* Validate the installation of Pandas
* Understand NFL Data in HTML
* Analyze HTML Table Data using Pandas
* Limitations of using Pandas HTML APIs
* Integration of BeautifulSoup and Pandas
* Exercise and Solution - Analyze HTML Data using Pandas

* Validate the installation of Pandas

In [None]:
!python -m pip show pandas

* Understand NFL Data in HTML

A simple table copied from NFL Wiki - https://en.wikipedia.org/wiki/National_Football_League

* Analyze HTML Table Data using Pandas

1. Create Pandas Data Frame for HTML Table Data
2. Analyze the data in Data Frame using appropriate APIs

In [None]:
!pip install lxml # restart the notebook environment

In [None]:
import pandas as pd

In [None]:
file_name = 'nfl_teams.html'

In [None]:
pd.read_html(file_name)[0]

1. Get Division, Club and Head Coach Details
2. Get all the Teams related to East
3. Get Number of Teams per Conference and Division

1. Get Division, Club and Head Coach Details

In [None]:
nfl_df = pd.read_html(file_name)[0]

In [None]:
nfl_df.head()

In [None]:
nfl_df[['Division', 'Club', 'Head Coach']]

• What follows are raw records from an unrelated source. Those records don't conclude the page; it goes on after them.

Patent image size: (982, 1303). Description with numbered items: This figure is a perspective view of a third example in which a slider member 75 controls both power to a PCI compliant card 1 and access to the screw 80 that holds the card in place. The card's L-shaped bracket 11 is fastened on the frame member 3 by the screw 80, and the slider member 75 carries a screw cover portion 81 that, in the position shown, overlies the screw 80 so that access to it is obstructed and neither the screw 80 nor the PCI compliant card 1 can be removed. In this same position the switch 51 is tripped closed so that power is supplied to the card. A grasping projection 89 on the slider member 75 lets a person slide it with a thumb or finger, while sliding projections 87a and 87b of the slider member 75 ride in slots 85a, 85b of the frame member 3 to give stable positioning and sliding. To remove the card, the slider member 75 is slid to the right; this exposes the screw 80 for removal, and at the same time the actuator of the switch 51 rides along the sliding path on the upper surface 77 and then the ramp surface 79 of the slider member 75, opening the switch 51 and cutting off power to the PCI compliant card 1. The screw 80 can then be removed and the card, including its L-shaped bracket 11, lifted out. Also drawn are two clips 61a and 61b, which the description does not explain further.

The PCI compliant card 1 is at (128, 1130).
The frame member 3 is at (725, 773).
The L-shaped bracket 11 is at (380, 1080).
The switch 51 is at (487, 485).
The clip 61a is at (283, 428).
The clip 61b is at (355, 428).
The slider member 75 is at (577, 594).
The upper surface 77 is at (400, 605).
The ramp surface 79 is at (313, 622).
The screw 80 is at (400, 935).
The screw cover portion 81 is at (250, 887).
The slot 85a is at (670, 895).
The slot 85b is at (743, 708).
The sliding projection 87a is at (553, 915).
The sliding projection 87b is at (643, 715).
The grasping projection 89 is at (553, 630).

2. Get all the Teams related to East

In [None]:
nfl_df.query('Division == "East"')

3. Get Number of Teams per Conference and Division

In [None]:
help(nfl_df.groupby(['Conference', 'Division'])['Club'].agg)

In [None]:
nfl_df. \
    groupby(['Conference', 'Division'])['Club']. \
    agg(club_count='count'). \
    reset_index()

* Limitations of using Pandas HTML APIs

Here are the limitations related to using Pandas to analyze HTML data.

1. Supports only http, ftp and file url protocols. Hence you might not be able to use secure urls.
2. Behavior might not be consistent if the html pages are too diversified (like Wiki pages)

* Integration of BeautifulSoup and Pandas

We will process the data under all the 100 pages under https://www.goodreads.com/quotes

1. Parse all the 100 pages.
2. Create list of dicts containing quote text, author or title, author or title url and author or title url text.
3. Create Data Frame using Pandas
4. Analyze the Data based on the requirements (eg: number of quotes per author or title) 

In [None]:
urls = []
base_url = 'https://www.goodreads.com/quotes'
for i in range(1, 101):
    urls.append(f'{base_url}?page={i}')
urls

In [None]:
import requests

In [None]:
from bs4 import BeautifulSoup

In [None]:
html_content = requests.get(urls[0]).content

In [None]:
soup = BeautifulSoup(html_content, 'html.parser')

In [None]:
len(soup.find_all('div', attrs={'class': 'quoteText'})

In [None]:
quoteText = soup.find('div', attrs={'class': 'quoteText'})

In [None]:
quoteText.find(string=True, recursive=False)

In [None]:
quoteText.find('span').find(string=True, recursive=False)

In [None]:
author_or_title_url = None
author_or_title_url_text = None

if quoteText.find('a'):
    author_or_title_url = quoteText.find('a')['href']
    author_or_title_url_text = quoteText.find('a').find(string=True, recursive=False)

In [None]:
import requests
from bs4 import BeautifulSoup

quotes = []
urls = []

base_url = 'https://www.goodreads.com/quotes' 
for i in range(1, 101):
    urls.append(f'{base_url}?page={i}')

for url in urls:
    print(f'Processing: {url}')
    html_content = requests.get(url).content
    soup = BeautifulSoup(html_content, 'html.parser')
    quoteTexts = soup.find_all('div', attrs={'class': 'quoteText'})
    for quoteText in quoteTexts:
        quote_text = quoteText.find(string=True, recursive=False)
        author_or_title = None
        author_or_title_url = None
        author_or_title_url_text = None
        if quoteText.find('span'):
            author_or_title = quoteText.find('span').find(string=True, recursive=False)
        if quoteText.find('a'):
            author_or_title_url = quoteText.find('a')['href']
            author_or_title_url_text = quoteText.find('a').find(string=True, recursive=False)
        quotes.append({
            'quote_text': quote_text,
            'author_or_title': author_or_title,
            'author_or_title_url': author_or_title_url,
            'author_or_title_url_text': author_or_title_url_text
        })

In [None]:
quotes

In [None]:
import pandas as pd

In [None]:
quotes_df = pd.DataFrame(quotes)

In [None]:
quotes_df

* Exercise - Analyze HTML Data using Pandas

1. Use the quotes_df above or create one
2. Group the data by `author_or_title` and get the count
3. Ensure the aggregated data frame have `author_or_title` and `quote_count` (new column for count)
4. Sort the data in descending order by values

* Solution - Analyze HTML Data using Pandas

In [None]:
quotes_df. \
    groupby(['author_or_title'])['author_or_title']. \
    agg(quote_count='count'). \
    reset_index(). \
    sort_values('quote_count', ascending=False)